As Ezra noted earlier this week, much of the reason that American health care is so expensive is because we pay so much per-unit of care, whether it's a prescription or a CT scan. In order to insure health care remains affordable and that reform is sustainable in the long term, these costs need to be brought under control -- a point conservatives, to their credit, have repeatedly raised. Democrats have tried to address the issue by trying to extract savings and price-control measures from groups like the drug industry, given the federal government's buying power through entitlement programs like Medicare. But, as The New York Times points out today, there's at least one area in which rapidly escalating costs will be far more difficult to constrain: the medical device industry. And it's not certain that the current health-care legislation will be able to make a big difference.
At the heart of the problem is that device makers, unlike the drug industry or health providers, don't receive Medicare payments directly from the government. Instead, as the Times article explains, the government gives a flat fee to hospitals, who are left to negotiate individually with device makers and manufacturers. Hospitals, however, often have little data to be able to gauge the relative effectiveness of different devices. Moreover, they're often contractually prohibited from disclosing how much they end up paying.

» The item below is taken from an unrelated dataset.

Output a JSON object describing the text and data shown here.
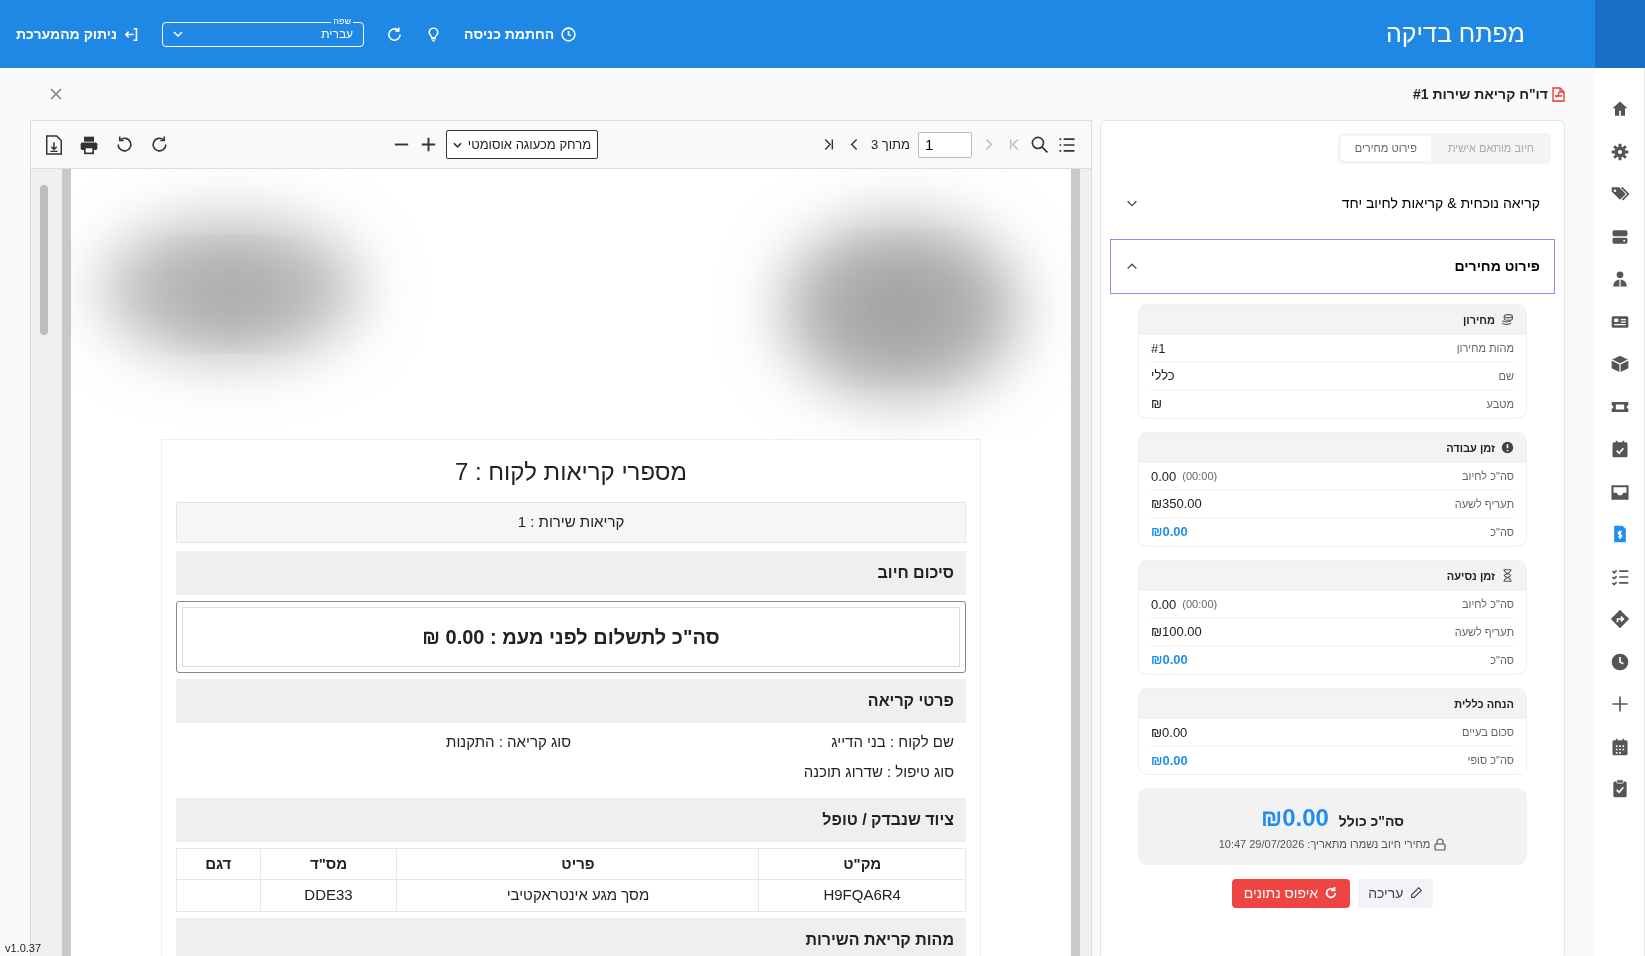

As a result, hospitals -- and public entitlement programs -- end up relying on devices whose cost can vastly outstrip their value.
What's more, given the current fee-for-service model, hospitals themselves can also profit from inflated prices. In a separate Times story, David Leonhardt reveals how the Intermountain hospital chain managed to negotiate a significant price reduction for a certain medical device but still decided to charge patients -- and insurers like Medicare -- the old price:
A few people in the meeting were clearly bothered by this. They asked the finance executive, participating by speakerphone, if anything could be done. One committee member argued that Intermountain (which is nonprofit) should not overcharge for a treatment, even if it helped the hospital cover its overall expenses. The finance executive replied, apologetically, that changing the reimbursement rate would cost Intermountain millions of dollars and that there did not seem to be any way to make up for the loss.
Unfortunately, the current health-care legislation doesn't do anything to change this payment system, and legislators decided not to hit up hospitals themselves on the issue of medical-device payments. Unable to use Medicare price negotiations as a point of leverage, Congress ended up having to use a sledgehammer instead of a scalpel: they imposed a direct $40 million tax on the device industry itself. The device lobby lashed out and immediately rounded up a slew of Democratic legislators to protest the tax on the grounds that it would stifle innovation and job creation in their home states. And it seems like the device lobby has won: the House decided to halve the tax to $20 million, and the Senate is likely to follow suit.
Given the fact that medical-device costs are rising even faster than drug costs, such a measure hardly seems like it will squeeze adequate savings from the industry. It is a small consolation, at least, that the bill's comparative-effectiveness research will enable hospitals to make better cost-value judgments. But, in the end, it doesn't seem like it will be enough to fix a faulty, bloated payment system.